50.000 Erwachsene in Vorarlberg nicht wahlberechtigt

Politik / 26.09.2019 • 10:00 Uhr
50.000 Erwachsene in Vorarlberg nicht wahlberechtigt
In Vorarlberg alleine gibt es 50.000 Erwachsene, die nicht wahlberechtigt sind. APA

Wenn der Anteil der nicht wahlberechtigten Erwachsenen steigt, wird dies Eva Grabherr zufolge zu einem “demokratiepolitischen Problem”.

SCHWARZACH Das Wahlrecht ist mit der Staatsbürgerschaft verbunden. Fremde, die in Österreich leben, dürfen nicht an Landtagswahlen sowie National- und Bundespräsidentenwahlen teilnehmen. Vom Boden- bis zum Neusiedlersee sind das rund 1,1 Millionen ab 16-Jährige. Das entspricht einem Anteil von 14,7 Prozent. In Wien sind es 450.000 Männer und Frauen (28,3 Prozent), in Vorarlberg 50.000 (16 Prozent).

Das sind beeindruckende Zahlen. Doch ist es auch ein Problem? Eva Grabherr von „okay.zusammen leben“ differenziert: Demokratiepolitisch sei es überhaupt keine Frage, antwortet sie: „Wenn der Teil der Bevölkerung größer wird, der nicht wählen darf, ist das ein Problem.“ So weit, Wohnsitz in Österreich bzw. Vorarlberg mit einem generellen Wahlrecht gleichzusetzen, würde die Russ-Preis-Trägerin aber nicht gehen: Zuwanderer müssten zuerst einmal ankommen. Und wenn sie wirklich sesshaft geworden sind, sei die Annahme der Staatsbürgerschaft zumutbar.
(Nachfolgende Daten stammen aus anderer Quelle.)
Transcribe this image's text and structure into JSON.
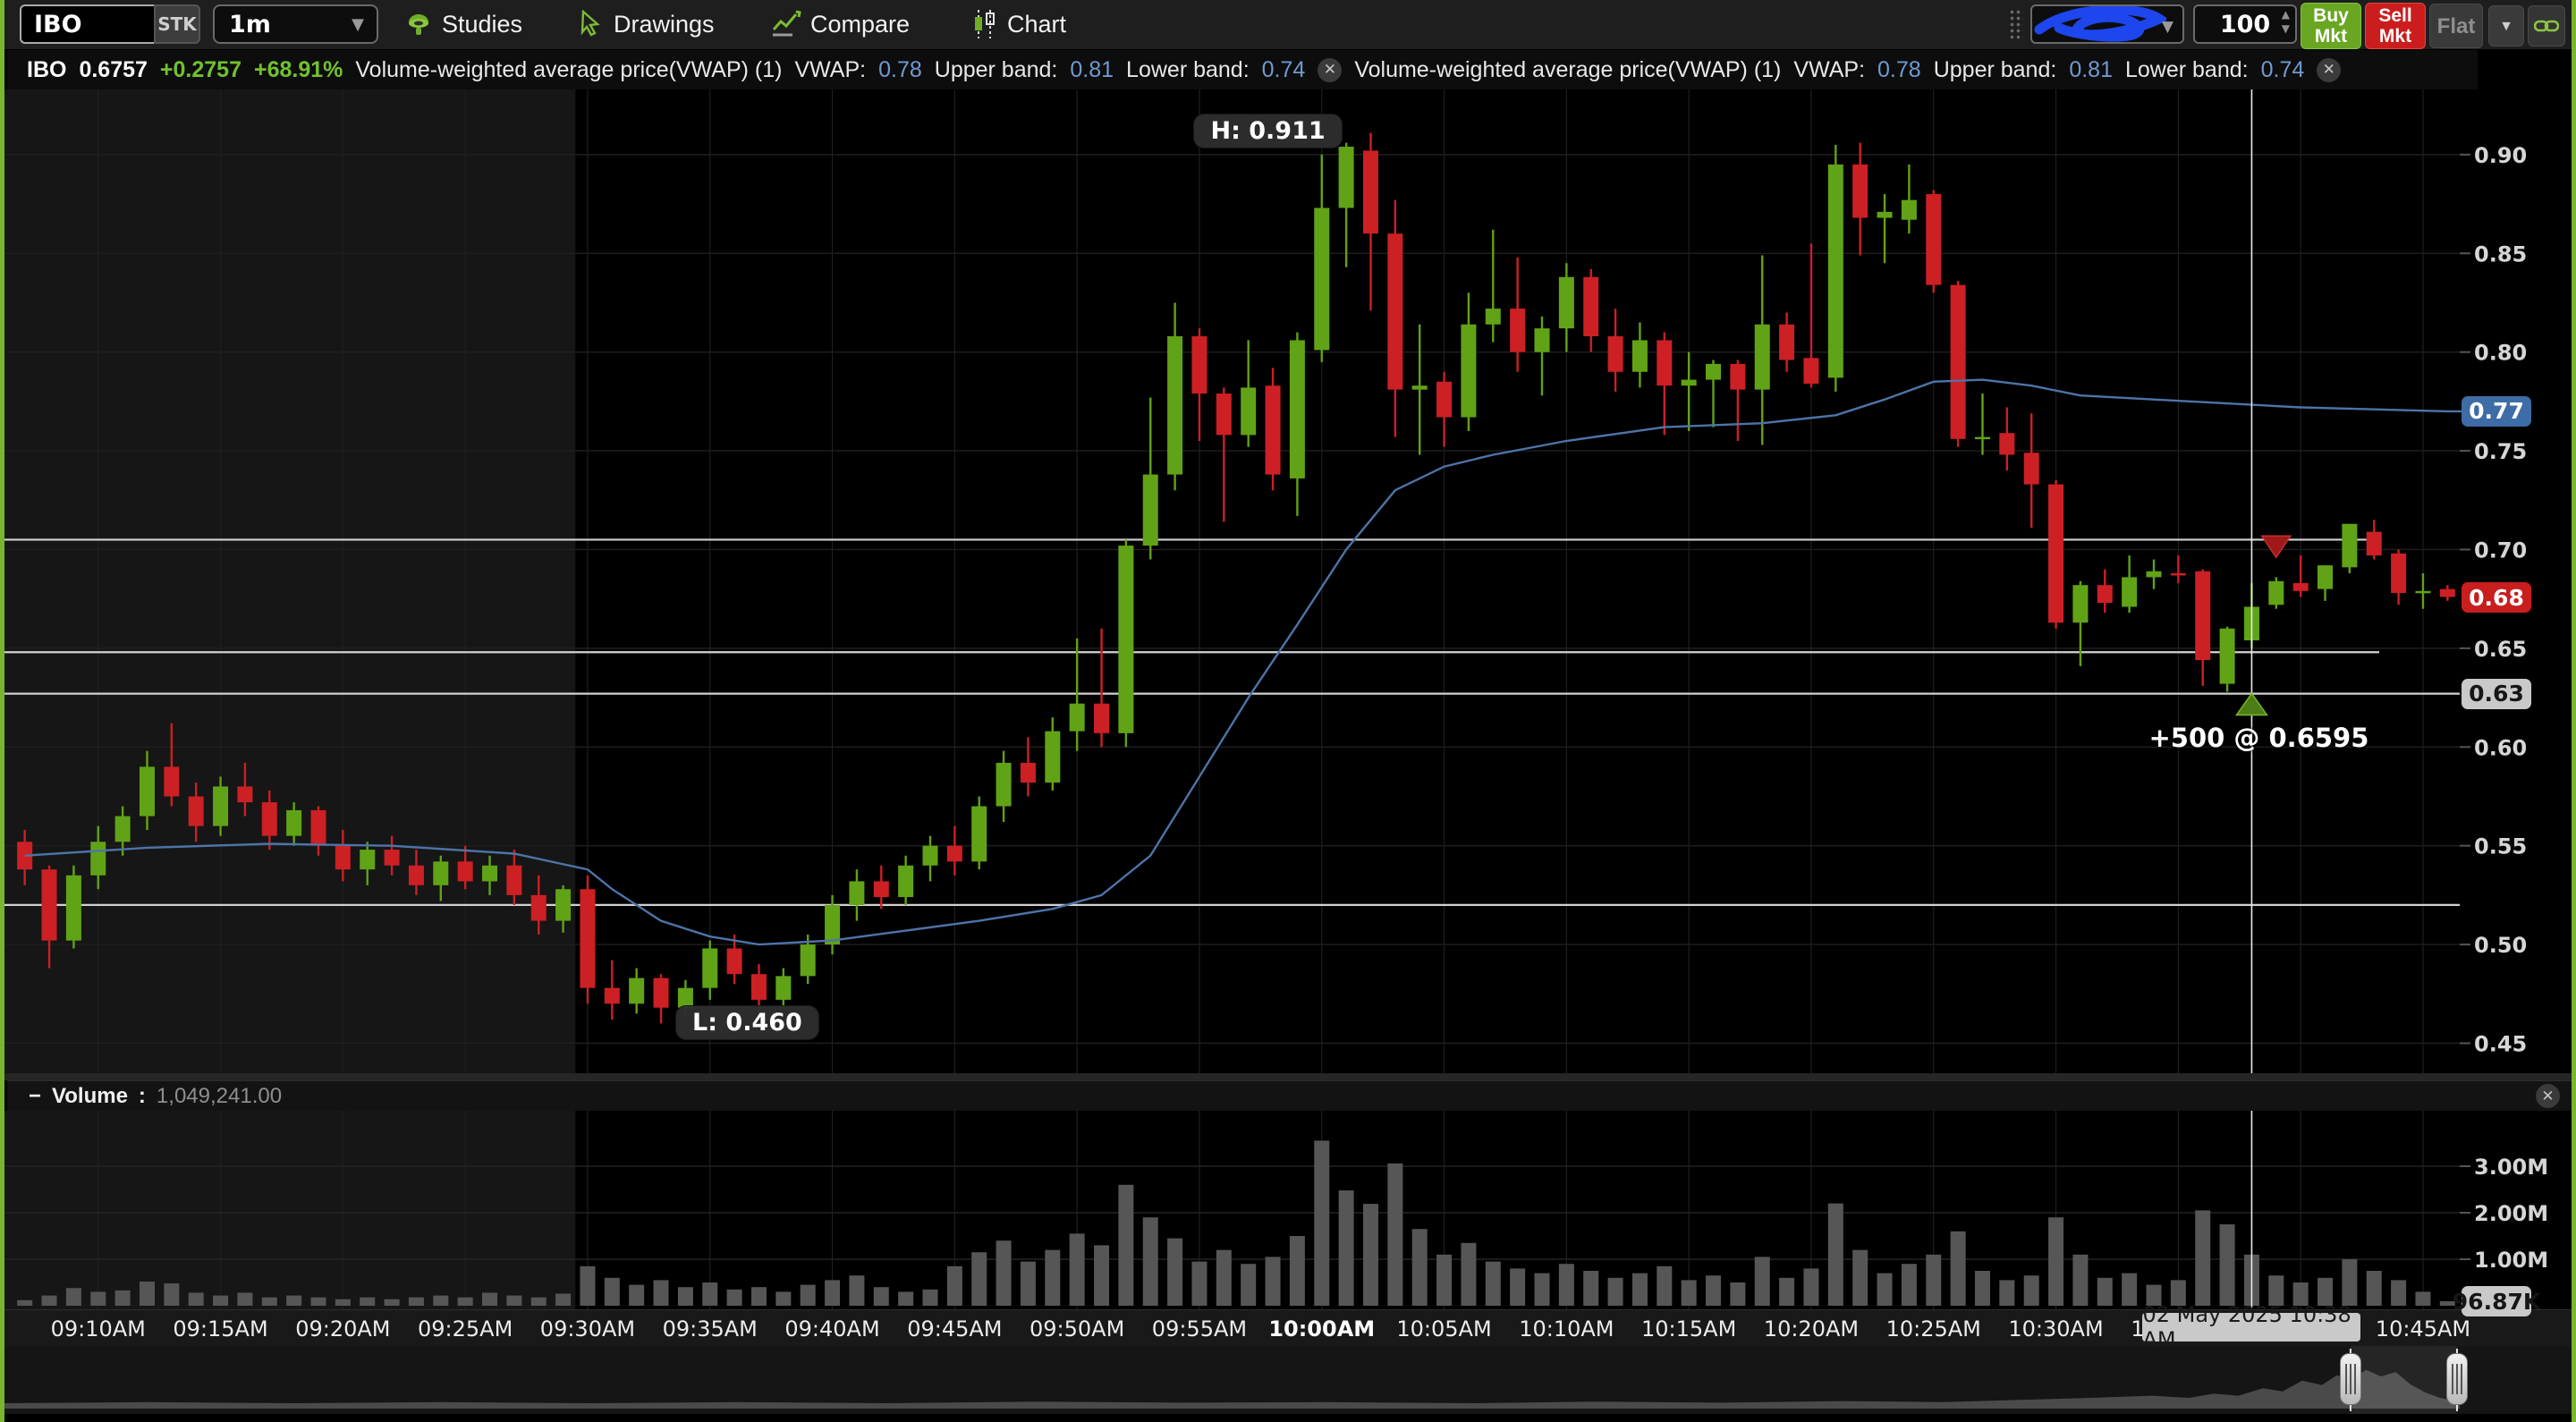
{
  "toolbar": {
    "symbol": "IBO",
    "sec_type": "STK",
    "interval": "1m",
    "menu": [
      "Studies",
      "Drawings",
      "Compare",
      "Chart"
    ],
    "quantity": "100",
    "buy_line1": "Buy",
    "buy_line2": "Mkt",
    "sell_line1": "Sell",
    "sell_line2": "Mkt",
    "flat_label": "Flat"
  },
  "legend": {
    "symbol": "IBO",
    "last": "0.6757",
    "change": "+0.2757",
    "change_pct": "+68.91%",
    "studies": [
      {
        "name": "Volume-weighted average price(VWAP) (1)",
        "vwap_label": "VWAP:",
        "vwap": "0.78",
        "upper_label": "Upper band:",
        "upper": "0.81",
        "lower_label": "Lower band:",
        "lower": "0.74",
        "close": "✕"
      },
      {
        "name": "Volume-weighted average price(VWAP) (1)",
        "vwap_label": "VWAP:",
        "vwap": "0.78",
        "upper_label": "Upper band:",
        "upper": "0.81",
        "lower_label": "Lower band:",
        "lower": "0.74",
        "close": "✕"
      }
    ]
  },
  "price_axis": {
    "ticks": [
      "0.90",
      "0.85",
      "0.80",
      "0.75",
      "0.70",
      "0.65",
      "0.60",
      "0.55",
      "0.50",
      "0.45"
    ],
    "vwap_badge": "0.77",
    "last_badge": "0.68",
    "line_badge": "0.63"
  },
  "annotations": {
    "high": "H: 0.911",
    "low": "L: 0.460",
    "fill": "+500 @ 0.6595"
  },
  "volume_pane": {
    "collapse": "−",
    "title": "Volume",
    "sep": ":",
    "value": "1,049,241.00",
    "ticks": [
      "3.00M",
      "2.00M",
      "1.00M"
    ],
    "last_badge": "96.87K",
    "close": "✕"
  },
  "time_axis": {
    "labels": [
      "09:10AM",
      "09:15AM",
      "09:20AM",
      "09:25AM",
      "09:30AM",
      "09:35AM",
      "09:40AM",
      "09:45AM",
      "09:50AM",
      "09:55AM",
      "10:00AM",
      "10:05AM",
      "10:10AM",
      "10:15AM",
      "10:20AM",
      "10:25AM",
      "10:30AM",
      "10:35AM",
      "10:40AM",
      "10:45AM"
    ],
    "bold_label": "10:00AM",
    "crosshair_badge": "02 May 2025 10:38 AM"
  },
  "colors": {
    "up": "#61a316",
    "down": "#cc2024",
    "vwap_line": "#4d74a8",
    "volume_bar": "#565656",
    "premarket": "#161616",
    "grid": "#1f1f1f",
    "hline": "#d2d2d2",
    "crosshair": "#e9e9e9",
    "accent_green": "#79b62c",
    "badge_blue": "#3e6ca6",
    "badge_red": "#c81e1e",
    "badge_gray": "#c9c9c9"
  },
  "chart_data": {
    "type": "candlestick",
    "symbol": "IBO",
    "interval": "1m",
    "start_time": "09:07 AM",
    "end_time": "10:46 AM",
    "session_open_index": 23,
    "price_range": [
      0.435,
      0.933
    ],
    "price_ticks": [
      0.9,
      0.85,
      0.8,
      0.75,
      0.7,
      0.65,
      0.6,
      0.55,
      0.5,
      0.45
    ],
    "high_annotation": {
      "index": 55,
      "price": 0.911
    },
    "low_annotation": {
      "index": 26,
      "price": 0.46
    },
    "candles": [
      [
        0.552,
        0.558,
        0.53,
        0.538
      ],
      [
        0.538,
        0.54,
        0.488,
        0.502
      ],
      [
        0.502,
        0.54,
        0.498,
        0.535
      ],
      [
        0.535,
        0.56,
        0.528,
        0.552
      ],
      [
        0.552,
        0.57,
        0.545,
        0.565
      ],
      [
        0.565,
        0.598,
        0.558,
        0.59
      ],
      [
        0.59,
        0.612,
        0.57,
        0.575
      ],
      [
        0.575,
        0.582,
        0.552,
        0.56
      ],
      [
        0.56,
        0.585,
        0.555,
        0.58
      ],
      [
        0.58,
        0.592,
        0.565,
        0.572
      ],
      [
        0.572,
        0.578,
        0.548,
        0.555
      ],
      [
        0.555,
        0.572,
        0.55,
        0.568
      ],
      [
        0.568,
        0.57,
        0.545,
        0.55
      ],
      [
        0.55,
        0.558,
        0.532,
        0.538
      ],
      [
        0.538,
        0.552,
        0.53,
        0.548
      ],
      [
        0.548,
        0.555,
        0.535,
        0.54
      ],
      [
        0.54,
        0.548,
        0.525,
        0.53
      ],
      [
        0.53,
        0.545,
        0.522,
        0.542
      ],
      [
        0.542,
        0.55,
        0.528,
        0.532
      ],
      [
        0.532,
        0.545,
        0.525,
        0.54
      ],
      [
        0.54,
        0.548,
        0.52,
        0.525
      ],
      [
        0.525,
        0.535,
        0.505,
        0.512
      ],
      [
        0.512,
        0.53,
        0.506,
        0.528
      ],
      [
        0.528,
        0.535,
        0.47,
        0.478
      ],
      [
        0.478,
        0.492,
        0.462,
        0.47
      ],
      [
        0.47,
        0.488,
        0.465,
        0.483
      ],
      [
        0.483,
        0.485,
        0.46,
        0.468
      ],
      [
        0.468,
        0.482,
        0.463,
        0.478
      ],
      [
        0.478,
        0.502,
        0.472,
        0.498
      ],
      [
        0.498,
        0.505,
        0.48,
        0.485
      ],
      [
        0.485,
        0.49,
        0.465,
        0.472
      ],
      [
        0.472,
        0.488,
        0.468,
        0.484
      ],
      [
        0.484,
        0.505,
        0.48,
        0.5
      ],
      [
        0.5,
        0.525,
        0.495,
        0.52
      ],
      [
        0.52,
        0.538,
        0.512,
        0.532
      ],
      [
        0.532,
        0.54,
        0.518,
        0.524
      ],
      [
        0.524,
        0.545,
        0.52,
        0.54
      ],
      [
        0.54,
        0.555,
        0.532,
        0.55
      ],
      [
        0.55,
        0.56,
        0.535,
        0.542
      ],
      [
        0.542,
        0.575,
        0.538,
        0.57
      ],
      [
        0.57,
        0.598,
        0.562,
        0.592
      ],
      [
        0.592,
        0.605,
        0.575,
        0.582
      ],
      [
        0.582,
        0.615,
        0.578,
        0.608
      ],
      [
        0.608,
        0.655,
        0.598,
        0.622
      ],
      [
        0.622,
        0.66,
        0.6,
        0.607
      ],
      [
        0.607,
        0.705,
        0.6,
        0.702
      ],
      [
        0.702,
        0.777,
        0.695,
        0.738
      ],
      [
        0.738,
        0.825,
        0.73,
        0.808
      ],
      [
        0.808,
        0.812,
        0.755,
        0.779
      ],
      [
        0.779,
        0.782,
        0.714,
        0.758
      ],
      [
        0.758,
        0.806,
        0.752,
        0.782
      ],
      [
        0.783,
        0.792,
        0.73,
        0.738
      ],
      [
        0.736,
        0.81,
        0.717,
        0.806
      ],
      [
        0.801,
        0.9,
        0.795,
        0.873
      ],
      [
        0.873,
        0.906,
        0.843,
        0.904
      ],
      [
        0.902,
        0.911,
        0.821,
        0.86
      ],
      [
        0.86,
        0.877,
        0.757,
        0.781
      ],
      [
        0.781,
        0.814,
        0.748,
        0.783
      ],
      [
        0.785,
        0.79,
        0.752,
        0.767
      ],
      [
        0.767,
        0.83,
        0.76,
        0.814
      ],
      [
        0.814,
        0.862,
        0.805,
        0.822
      ],
      [
        0.822,
        0.848,
        0.79,
        0.8
      ],
      [
        0.8,
        0.818,
        0.778,
        0.812
      ],
      [
        0.812,
        0.845,
        0.8,
        0.838
      ],
      [
        0.838,
        0.842,
        0.8,
        0.808
      ],
      [
        0.808,
        0.822,
        0.78,
        0.79
      ],
      [
        0.79,
        0.815,
        0.782,
        0.806
      ],
      [
        0.806,
        0.81,
        0.758,
        0.783
      ],
      [
        0.783,
        0.8,
        0.76,
        0.786
      ],
      [
        0.786,
        0.796,
        0.762,
        0.794
      ],
      [
        0.794,
        0.796,
        0.755,
        0.781
      ],
      [
        0.781,
        0.849,
        0.753,
        0.814
      ],
      [
        0.814,
        0.82,
        0.79,
        0.796
      ],
      [
        0.797,
        0.855,
        0.782,
        0.784
      ],
      [
        0.787,
        0.905,
        0.78,
        0.895
      ],
      [
        0.895,
        0.906,
        0.849,
        0.868
      ],
      [
        0.868,
        0.88,
        0.845,
        0.871
      ],
      [
        0.867,
        0.895,
        0.86,
        0.877
      ],
      [
        0.88,
        0.882,
        0.83,
        0.834
      ],
      [
        0.834,
        0.836,
        0.752,
        0.756
      ],
      [
        0.756,
        0.779,
        0.748,
        0.757
      ],
      [
        0.759,
        0.772,
        0.74,
        0.748
      ],
      [
        0.749,
        0.769,
        0.711,
        0.733
      ],
      [
        0.733,
        0.735,
        0.66,
        0.663
      ],
      [
        0.663,
        0.684,
        0.641,
        0.682
      ],
      [
        0.682,
        0.69,
        0.668,
        0.673
      ],
      [
        0.671,
        0.697,
        0.668,
        0.686
      ],
      [
        0.686,
        0.695,
        0.68,
        0.689
      ],
      [
        0.688,
        0.697,
        0.683,
        0.687
      ],
      [
        0.689,
        0.69,
        0.631,
        0.644
      ],
      [
        0.632,
        0.661,
        0.628,
        0.66
      ],
      [
        0.654,
        0.683,
        0.65,
        0.671
      ],
      [
        0.672,
        0.686,
        0.67,
        0.684
      ],
      [
        0.683,
        0.697,
        0.676,
        0.679
      ],
      [
        0.68,
        0.692,
        0.674,
        0.692
      ],
      [
        0.691,
        0.713,
        0.688,
        0.713
      ],
      [
        0.709,
        0.715,
        0.695,
        0.697
      ],
      [
        0.698,
        0.7,
        0.672,
        0.678
      ],
      [
        0.678,
        0.688,
        0.67,
        0.679
      ],
      [
        0.68,
        0.682,
        0.674,
        0.676
      ]
    ],
    "volumes": [
      0.12,
      0.22,
      0.38,
      0.3,
      0.33,
      0.52,
      0.48,
      0.28,
      0.22,
      0.28,
      0.18,
      0.22,
      0.18,
      0.14,
      0.18,
      0.14,
      0.18,
      0.22,
      0.18,
      0.28,
      0.22,
      0.18,
      0.26,
      0.85,
      0.6,
      0.45,
      0.55,
      0.4,
      0.5,
      0.35,
      0.4,
      0.3,
      0.45,
      0.55,
      0.65,
      0.4,
      0.3,
      0.35,
      0.85,
      1.15,
      1.4,
      0.95,
      1.2,
      1.55,
      1.3,
      2.6,
      1.9,
      1.45,
      0.95,
      1.2,
      0.9,
      1.05,
      1.5,
      3.55,
      2.48,
      2.19,
      3.06,
      1.65,
      1.1,
      1.35,
      0.95,
      0.8,
      0.7,
      0.9,
      0.75,
      0.6,
      0.7,
      0.85,
      0.55,
      0.65,
      0.5,
      1.05,
      0.6,
      0.8,
      2.2,
      1.2,
      0.7,
      0.9,
      1.1,
      1.6,
      0.75,
      0.55,
      0.65,
      1.9,
      1.1,
      0.6,
      0.7,
      0.45,
      0.55,
      2.05,
      1.75,
      1.1,
      0.65,
      0.5,
      0.6,
      1.0,
      0.75,
      0.55,
      0.3,
      0.097
    ],
    "volume_ticks_m": [
      1,
      2,
      3
    ],
    "last_volume": 96870,
    "vwap": [
      [
        0,
        0.545
      ],
      [
        5,
        0.549
      ],
      [
        10,
        0.551
      ],
      [
        15,
        0.55
      ],
      [
        20,
        0.546
      ],
      [
        23,
        0.538
      ],
      [
        24,
        0.528
      ],
      [
        26,
        0.512
      ],
      [
        28,
        0.504
      ],
      [
        30,
        0.5
      ],
      [
        33,
        0.502
      ],
      [
        36,
        0.507
      ],
      [
        39,
        0.512
      ],
      [
        42,
        0.518
      ],
      [
        44,
        0.525
      ],
      [
        46,
        0.545
      ],
      [
        48,
        0.585
      ],
      [
        50,
        0.625
      ],
      [
        52,
        0.662
      ],
      [
        54,
        0.7
      ],
      [
        56,
        0.73
      ],
      [
        58,
        0.742
      ],
      [
        60,
        0.748
      ],
      [
        63,
        0.755
      ],
      [
        67,
        0.762
      ],
      [
        71,
        0.764
      ],
      [
        74,
        0.768
      ],
      [
        76,
        0.776
      ],
      [
        78,
        0.785
      ],
      [
        80,
        0.786
      ],
      [
        82,
        0.783
      ],
      [
        84,
        0.778
      ],
      [
        87,
        0.776
      ],
      [
        90,
        0.774
      ],
      [
        93,
        0.772
      ],
      [
        96,
        0.771
      ],
      [
        99,
        0.77
      ],
      [
        100.5,
        0.77
      ]
    ],
    "hlines": [
      {
        "price": 0.705,
        "to_axis": false
      },
      {
        "price": 0.648,
        "to_axis": false
      },
      {
        "price": 0.627,
        "to_axis": true,
        "badge": "0.63"
      },
      {
        "price": 0.52,
        "to_axis": true
      }
    ],
    "markers": [
      {
        "type": "buy",
        "index": 91,
        "price": 0.628,
        "label": "+500 @ 0.6595"
      },
      {
        "type": "sell",
        "index": 92,
        "price": 0.696
      }
    ],
    "crosshair_index": 91,
    "navigator": {
      "points": [
        [
          0,
          0.1
        ],
        [
          0.06,
          0.12
        ],
        [
          0.12,
          0.1
        ],
        [
          0.18,
          0.12
        ],
        [
          0.24,
          0.1
        ],
        [
          0.3,
          0.12
        ],
        [
          0.36,
          0.1
        ],
        [
          0.42,
          0.13
        ],
        [
          0.48,
          0.11
        ],
        [
          0.54,
          0.12
        ],
        [
          0.6,
          0.1
        ],
        [
          0.65,
          0.13
        ],
        [
          0.7,
          0.11
        ],
        [
          0.75,
          0.14
        ],
        [
          0.79,
          0.12
        ],
        [
          0.82,
          0.16
        ],
        [
          0.85,
          0.2
        ],
        [
          0.875,
          0.24
        ],
        [
          0.89,
          0.2
        ],
        [
          0.9,
          0.28
        ],
        [
          0.91,
          0.24
        ],
        [
          0.92,
          0.38
        ],
        [
          0.928,
          0.32
        ],
        [
          0.936,
          0.52
        ],
        [
          0.944,
          0.44
        ],
        [
          0.95,
          0.62
        ],
        [
          0.956,
          0.55
        ],
        [
          0.962,
          0.72
        ],
        [
          0.968,
          0.6
        ],
        [
          0.974,
          0.68
        ],
        [
          0.98,
          0.45
        ],
        [
          0.986,
          0.3
        ],
        [
          0.992,
          0.2
        ],
        [
          1,
          0.12
        ]
      ],
      "handles": [
        0.9556,
        0.9989
      ]
    }
  }
}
50.000 Erwachsene in Vorarlberg nicht wahlberechtigt

Was laut Grabherr jedoch nötig wäre, ist, die soziale Integration zu forcieren: Wer in den USA mit seinen Kindern an einen neuen Ort komme, werde gleich einmal aufgefordert, sich in einem Elternverein und anderswo zu engagieren. Vergleichbares sei in unseren Breiten nicht üblich, wäre aber eine sinnvolle Etappe auf dem Weg zu Staatsbürgerschaft und damit auch Wahlrecht.

Das Wahlrecht habe eine wichtige Funktion, wie Grabherr betont. Und zwar eine, die die gesamte Gesellschaft letzten Endes stärken kann: „Leute, die mitreden dürfen, beteiligen sich eher, weisen eine größere Bereitschaft auf, Verantwortung zu übernehmen.“

Grabherr weist in diesen Zusammenhang darauf hin, dass die Migration eher zunimmt. Was vielleicht weniger auffällt, weil sie überwiegend auf Bürger aus anderen EU-Ländern zurückgeht. Allen voran Deutsche. An Landes- und Bundeswahlen teilnehmen dürfen auch sie nicht.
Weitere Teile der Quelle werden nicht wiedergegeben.